A grand jury Wednesday indicted former North Charleston, S.C., police officer Michael Slager on federal charges in last year’s shooting death of Walter Scott.

Slager was charged with deprivation of rights under the color of the law, use of a weapon during the commission of a violent crime and obstruction of justice.

Slager, who is white, was charged locally with murder and fired from the force after being caught on video shooting the 50-year-old African-American father of four in the back following a traffic stop in April 2015. He fired eight times, hitting Scott five times.

It was a matter of days before his superiors in the North Charleston Police Department charged the 34-year-old officer with murder and a couple of days more before he was fired from the force.

Video showed the two men talking, their words inaudible, before Scott took off running. Slager assumed a shooting stance and opened fire.

“Shots fired and the subject is down,” Slager said, according to police reports. “He took my Taser.”

The officer has said through his attorney that he followed all protocols and procedures.

The video, first obtained by The New York Times, told North Charleston Mayor Keith Summey all he needed to know, he said.

“I can tell you that as the result of that video and the bad decision made by our officer, he will be charged with murder,” Summey told reporters. “When you’re wrong, you’re wrong.

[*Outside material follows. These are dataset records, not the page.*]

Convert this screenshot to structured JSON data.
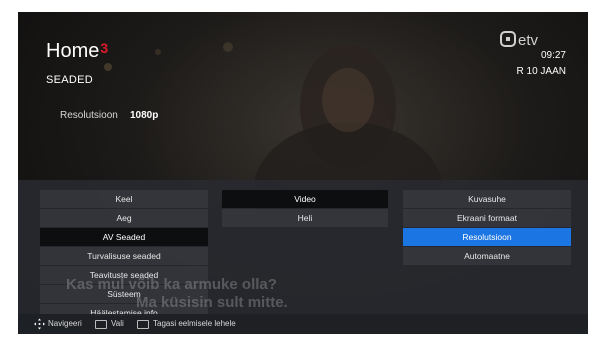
{
  "brand": {
    "title": "Home",
    "mark": "3"
  },
  "section_title": "SEADED",
  "current_setting": {
    "label": "Resolutsioon",
    "value": "1080p"
  },
  "channel_logo": "etv",
  "clock": {
    "time": "09:27",
    "date": "R 10 JAAN"
  },
  "menu_col1": [
    {
      "label": "Keel"
    },
    {
      "label": "Aeg"
    },
    {
      "label": "AV Seaded"
    },
    {
      "label": "Turvalisuse seaded"
    },
    {
      "label": "Teavituste seaded"
    },
    {
      "label": "Süsteem"
    },
    {
      "label": "Häälestamise info"
    }
  ],
  "menu_col2": [
    {
      "label": "Video"
    },
    {
      "label": "Heli"
    }
  ],
  "menu_col3": [
    {
      "label": "Kuvasuhe"
    },
    {
      "label": "Ekraani formaat"
    },
    {
      "label": "Resolutsioon"
    },
    {
      "label": "Automaatne"
    }
  ],
  "subtitle_lines": [
    "Kas mul võib ka armuke olla?",
    "Ma küsisin sult mitte."
  ],
  "hints": {
    "navigate": "Navigeeri",
    "select": "Vali",
    "back": "Tagasi eelmisele lehele"
  },
  "colors": {
    "accent": "#1b75e3",
    "brand_mark": "#e0182b"
  },
  "icons": [
    "dpad-icon",
    "ok-button-icon",
    "back-button-icon"
  ]
}
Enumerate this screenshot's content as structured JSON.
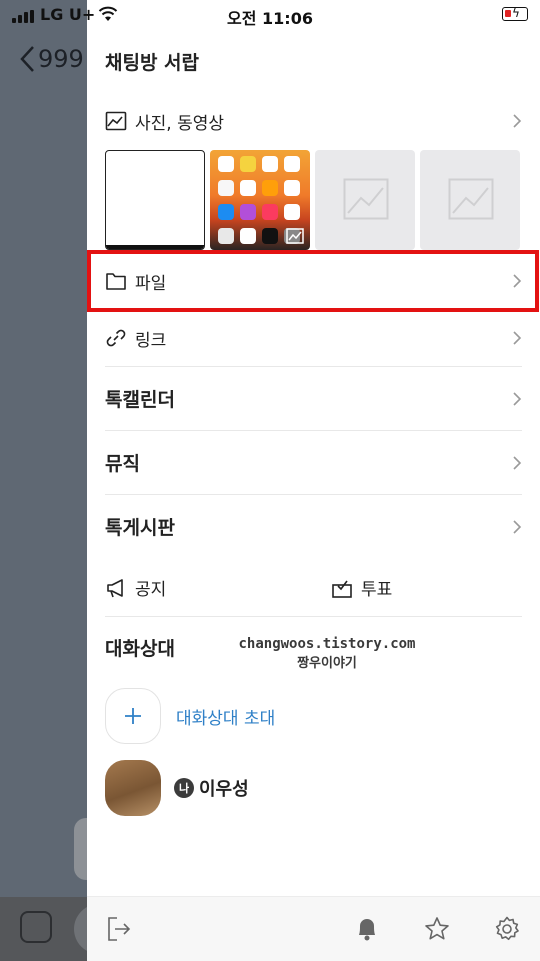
{
  "status_bar": {
    "carrier": "LG U+",
    "time": "오전 11:06"
  },
  "chat": {
    "title_partial": "999"
  },
  "drawer": {
    "title": "채팅방 서랍",
    "photos_label": "사진, 동영상",
    "file_label": "파일",
    "link_label": "링크",
    "talk_calendar_label": "톡캘린더",
    "music_label": "뮤직",
    "talk_board_label": "톡게시판",
    "notice_label": "공지",
    "vote_label": "투표",
    "members_heading": "대화상대",
    "invite_label": "대화상대 초대",
    "me_badge": "나",
    "member_name": "이우성"
  },
  "watermark": {
    "line1": "changwoos.tistory.com",
    "line2": "짱우이야기"
  },
  "colors": {
    "highlight": "#e31212",
    "invite_text": "#2f80c7"
  }
}
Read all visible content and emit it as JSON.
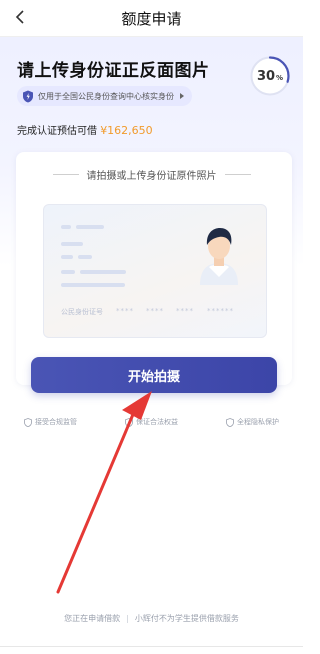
{
  "header": {
    "title": "额度申请"
  },
  "hero": {
    "heading": "请上传身份证正反面图片",
    "notice": "仅用于全国公民身份查询中心核实身份",
    "progress": {
      "value": "30",
      "unit": "%"
    },
    "estimate_label": "完成认证预估可借",
    "estimate_amount": "¥162,650"
  },
  "card": {
    "title": "请拍摄或上传身份证原件照片",
    "id_number_label": "公民身份证号",
    "masked_groups": [
      "****",
      "****",
      "****",
      "******"
    ]
  },
  "button": {
    "label": "开始拍摄"
  },
  "features": [
    {
      "label": "接受合规监管"
    },
    {
      "label": "保证合法权益"
    },
    {
      "label": "全程隐私保护"
    }
  ],
  "footer": {
    "left": "您正在申请借款",
    "right": "小辉付不为学生提供借款服务"
  },
  "colors": {
    "accent": "#4a55b5",
    "amount": "#f19b2c",
    "arrow": "#e53935"
  }
}
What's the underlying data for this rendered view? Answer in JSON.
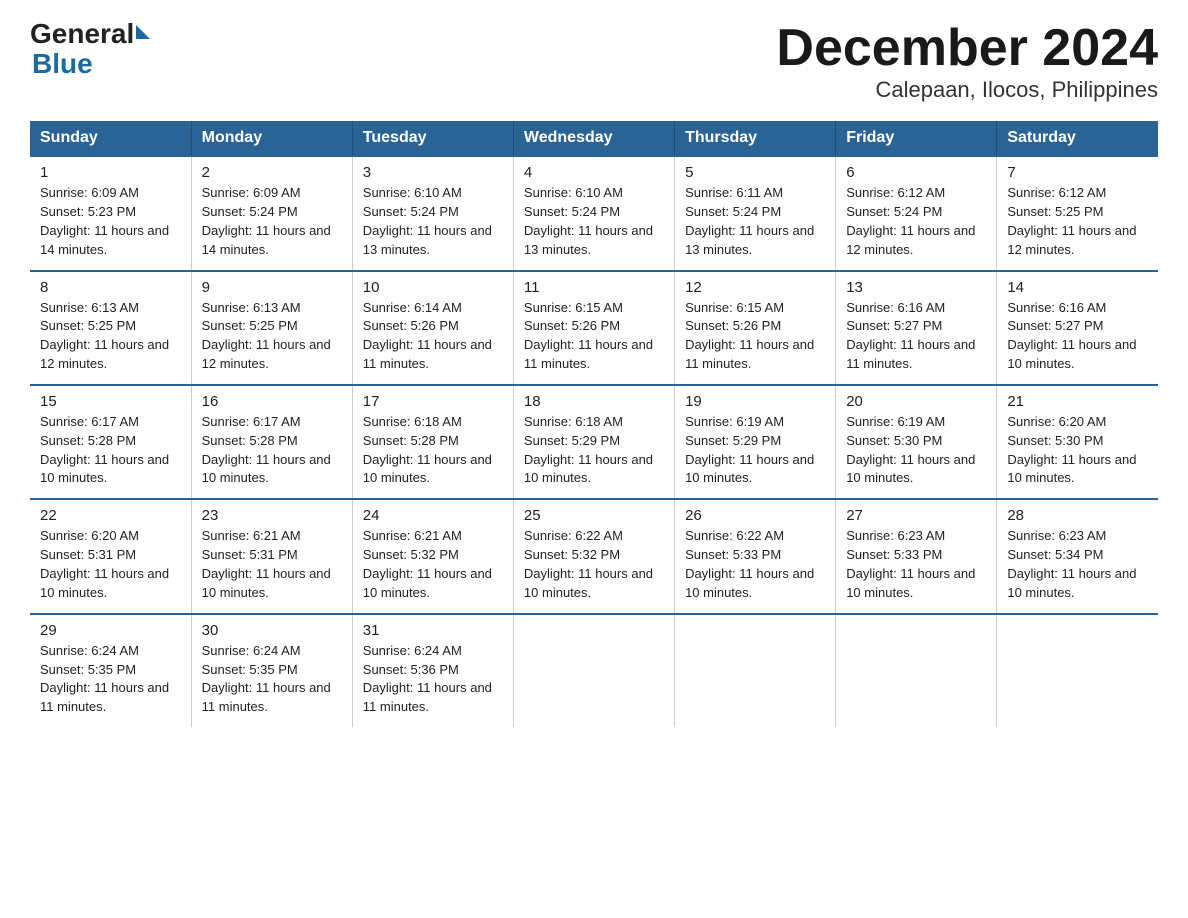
{
  "logo": {
    "general": "General",
    "blue": "Blue"
  },
  "header": {
    "title": "December 2024",
    "subtitle": "Calepaan, Ilocos, Philippines"
  },
  "days_of_week": [
    "Sunday",
    "Monday",
    "Tuesday",
    "Wednesday",
    "Thursday",
    "Friday",
    "Saturday"
  ],
  "weeks": [
    [
      {
        "day": "1",
        "sunrise": "6:09 AM",
        "sunset": "5:23 PM",
        "daylight": "11 hours and 14 minutes."
      },
      {
        "day": "2",
        "sunrise": "6:09 AM",
        "sunset": "5:24 PM",
        "daylight": "11 hours and 14 minutes."
      },
      {
        "day": "3",
        "sunrise": "6:10 AM",
        "sunset": "5:24 PM",
        "daylight": "11 hours and 13 minutes."
      },
      {
        "day": "4",
        "sunrise": "6:10 AM",
        "sunset": "5:24 PM",
        "daylight": "11 hours and 13 minutes."
      },
      {
        "day": "5",
        "sunrise": "6:11 AM",
        "sunset": "5:24 PM",
        "daylight": "11 hours and 13 minutes."
      },
      {
        "day": "6",
        "sunrise": "6:12 AM",
        "sunset": "5:24 PM",
        "daylight": "11 hours and 12 minutes."
      },
      {
        "day": "7",
        "sunrise": "6:12 AM",
        "sunset": "5:25 PM",
        "daylight": "11 hours and 12 minutes."
      }
    ],
    [
      {
        "day": "8",
        "sunrise": "6:13 AM",
        "sunset": "5:25 PM",
        "daylight": "11 hours and 12 minutes."
      },
      {
        "day": "9",
        "sunrise": "6:13 AM",
        "sunset": "5:25 PM",
        "daylight": "11 hours and 12 minutes."
      },
      {
        "day": "10",
        "sunrise": "6:14 AM",
        "sunset": "5:26 PM",
        "daylight": "11 hours and 11 minutes."
      },
      {
        "day": "11",
        "sunrise": "6:15 AM",
        "sunset": "5:26 PM",
        "daylight": "11 hours and 11 minutes."
      },
      {
        "day": "12",
        "sunrise": "6:15 AM",
        "sunset": "5:26 PM",
        "daylight": "11 hours and 11 minutes."
      },
      {
        "day": "13",
        "sunrise": "6:16 AM",
        "sunset": "5:27 PM",
        "daylight": "11 hours and 11 minutes."
      },
      {
        "day": "14",
        "sunrise": "6:16 AM",
        "sunset": "5:27 PM",
        "daylight": "11 hours and 10 minutes."
      }
    ],
    [
      {
        "day": "15",
        "sunrise": "6:17 AM",
        "sunset": "5:28 PM",
        "daylight": "11 hours and 10 minutes."
      },
      {
        "day": "16",
        "sunrise": "6:17 AM",
        "sunset": "5:28 PM",
        "daylight": "11 hours and 10 minutes."
      },
      {
        "day": "17",
        "sunrise": "6:18 AM",
        "sunset": "5:28 PM",
        "daylight": "11 hours and 10 minutes."
      },
      {
        "day": "18",
        "sunrise": "6:18 AM",
        "sunset": "5:29 PM",
        "daylight": "11 hours and 10 minutes."
      },
      {
        "day": "19",
        "sunrise": "6:19 AM",
        "sunset": "5:29 PM",
        "daylight": "11 hours and 10 minutes."
      },
      {
        "day": "20",
        "sunrise": "6:19 AM",
        "sunset": "5:30 PM",
        "daylight": "11 hours and 10 minutes."
      },
      {
        "day": "21",
        "sunrise": "6:20 AM",
        "sunset": "5:30 PM",
        "daylight": "11 hours and 10 minutes."
      }
    ],
    [
      {
        "day": "22",
        "sunrise": "6:20 AM",
        "sunset": "5:31 PM",
        "daylight": "11 hours and 10 minutes."
      },
      {
        "day": "23",
        "sunrise": "6:21 AM",
        "sunset": "5:31 PM",
        "daylight": "11 hours and 10 minutes."
      },
      {
        "day": "24",
        "sunrise": "6:21 AM",
        "sunset": "5:32 PM",
        "daylight": "11 hours and 10 minutes."
      },
      {
        "day": "25",
        "sunrise": "6:22 AM",
        "sunset": "5:32 PM",
        "daylight": "11 hours and 10 minutes."
      },
      {
        "day": "26",
        "sunrise": "6:22 AM",
        "sunset": "5:33 PM",
        "daylight": "11 hours and 10 minutes."
      },
      {
        "day": "27",
        "sunrise": "6:23 AM",
        "sunset": "5:33 PM",
        "daylight": "11 hours and 10 minutes."
      },
      {
        "day": "28",
        "sunrise": "6:23 AM",
        "sunset": "5:34 PM",
        "daylight": "11 hours and 10 minutes."
      }
    ],
    [
      {
        "day": "29",
        "sunrise": "6:24 AM",
        "sunset": "5:35 PM",
        "daylight": "11 hours and 11 minutes."
      },
      {
        "day": "30",
        "sunrise": "6:24 AM",
        "sunset": "5:35 PM",
        "daylight": "11 hours and 11 minutes."
      },
      {
        "day": "31",
        "sunrise": "6:24 AM",
        "sunset": "5:36 PM",
        "daylight": "11 hours and 11 minutes."
      },
      null,
      null,
      null,
      null
    ]
  ]
}
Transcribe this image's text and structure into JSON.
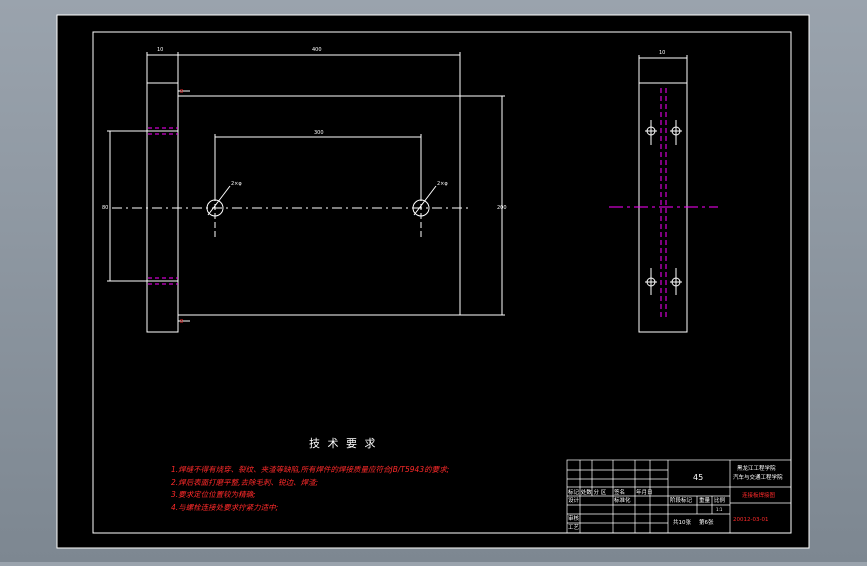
{
  "drawing": {
    "tech_title": "技 术 要 求",
    "requirements": [
      "1.焊缝不得有烧穿、裂纹、夹渣等缺陷,所有焊件的焊接质量应符合JB/T5943的要求;",
      "2.焊后表面打磨平整,去除毛刺、锐边、焊渣;",
      "3.要求定位位置较为精确;",
      "4.与螺栓连接处要求拧紧力适中;"
    ],
    "dims": {
      "d_left_w": "10",
      "d_top": "400",
      "d_inner": "300",
      "d_left_h": "80",
      "d_right_h": "200",
      "d_side_w": "10",
      "hole_label_1": "2×φ",
      "hole_label_2": "2×φ",
      "weld_1": "8",
      "weld_2": "8"
    },
    "title_block": {
      "quantity": "45",
      "school_line1": "黑龙江工程学院",
      "school_line2": "汽车与交通工程学院",
      "part_name": "连接板焊接图",
      "drawing_no": "20012-03-01",
      "row_design": "设计",
      "row_standard": "标准化",
      "row_audit": "审核",
      "row_process": "工艺",
      "col_sign": "签名",
      "col_date": "年月日",
      "h_stage_mark": "阶段标记",
      "h_weight": "重量",
      "h_scale": "比例",
      "scale": "1:1",
      "sheets_total": "共10张",
      "sheet_no": "第6张",
      "marks_header": "标记 处数 分 区"
    }
  },
  "colors": {
    "line": "#ffffff",
    "centerline": "#ff00ff",
    "note": "#ff2a2a",
    "title": "#ffffff",
    "dim": "#ffffff"
  }
}
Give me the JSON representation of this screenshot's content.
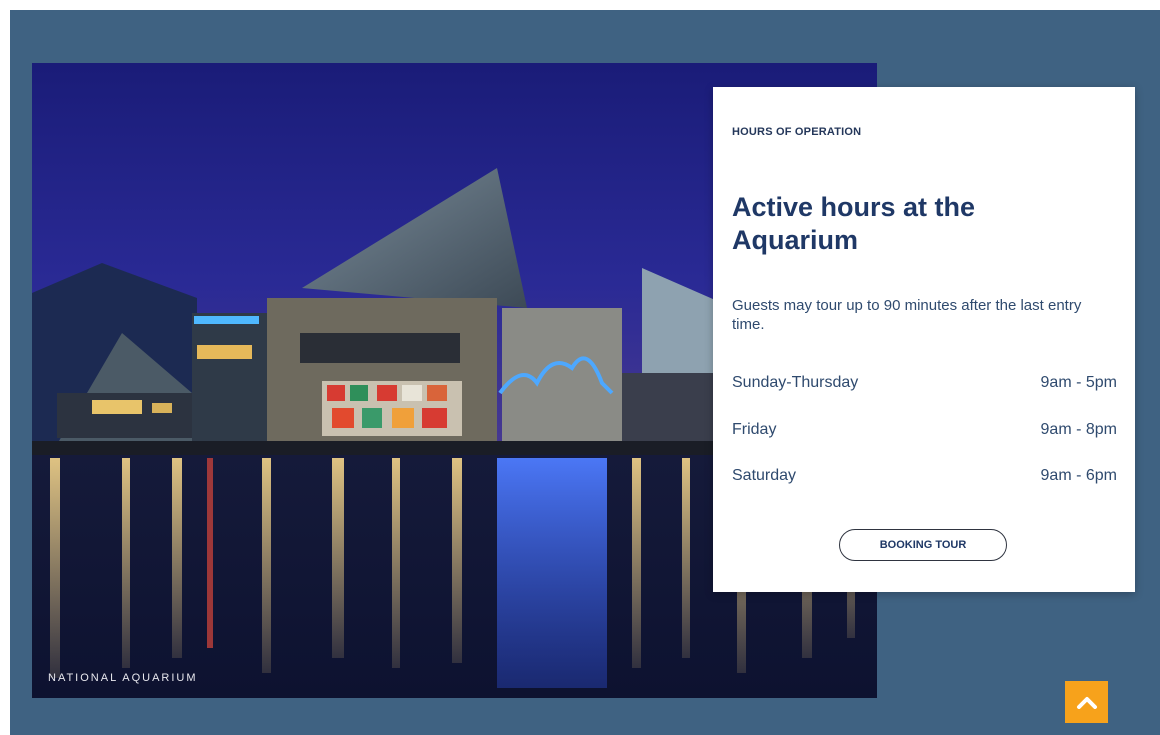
{
  "photo": {
    "caption": "NATIONAL AQUARIUM"
  },
  "hours_card": {
    "eyebrow": "HOURS OF OPERATION",
    "title": "Active hours at the Aquarium",
    "note": "Guests may tour up to 90 minutes after the last entry time.",
    "schedule": [
      {
        "days": "Sunday-Thursday",
        "time": "9am - 5pm"
      },
      {
        "days": "Friday",
        "time": "9am - 8pm"
      },
      {
        "days": "Saturday",
        "time": "9am - 6pm"
      }
    ],
    "button_label": "BOOKING TOUR"
  },
  "scroll_top": {
    "icon": "chevron-up-icon"
  },
  "colors": {
    "page_background": "#3f6282",
    "card_background": "#ffffff",
    "title_text": "#1f3866",
    "scroll_top_button": "#f7a21b"
  }
}
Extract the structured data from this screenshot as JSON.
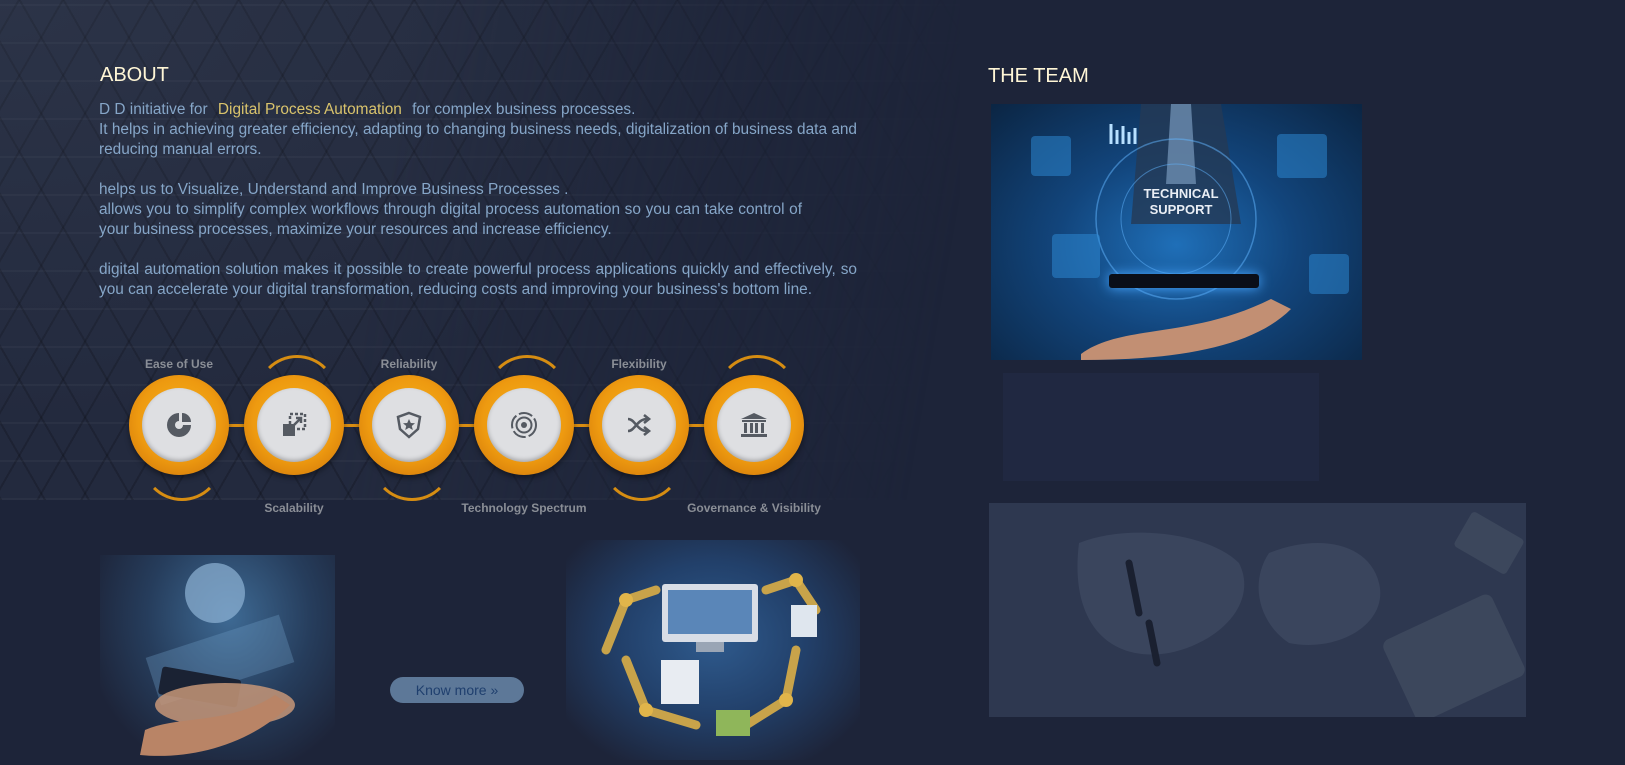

And if you make a bad decision — don’t care if you’re behind the shield or just a citizen on the street — you have to live by that decision.”

Police Chief Eddie Driggers told CNN that Slager pulled Scott over because the brake light on his car wasn’t functioning.

“I want to believe in my heart of hearts that it was a tragic set of events after a traffic stop,” Driggers said. “I always look for the good in folks, and so I would hope that nobody would ever do something like that.”

Later, Driggers would tell reporters, “I was sickened by what I saw.”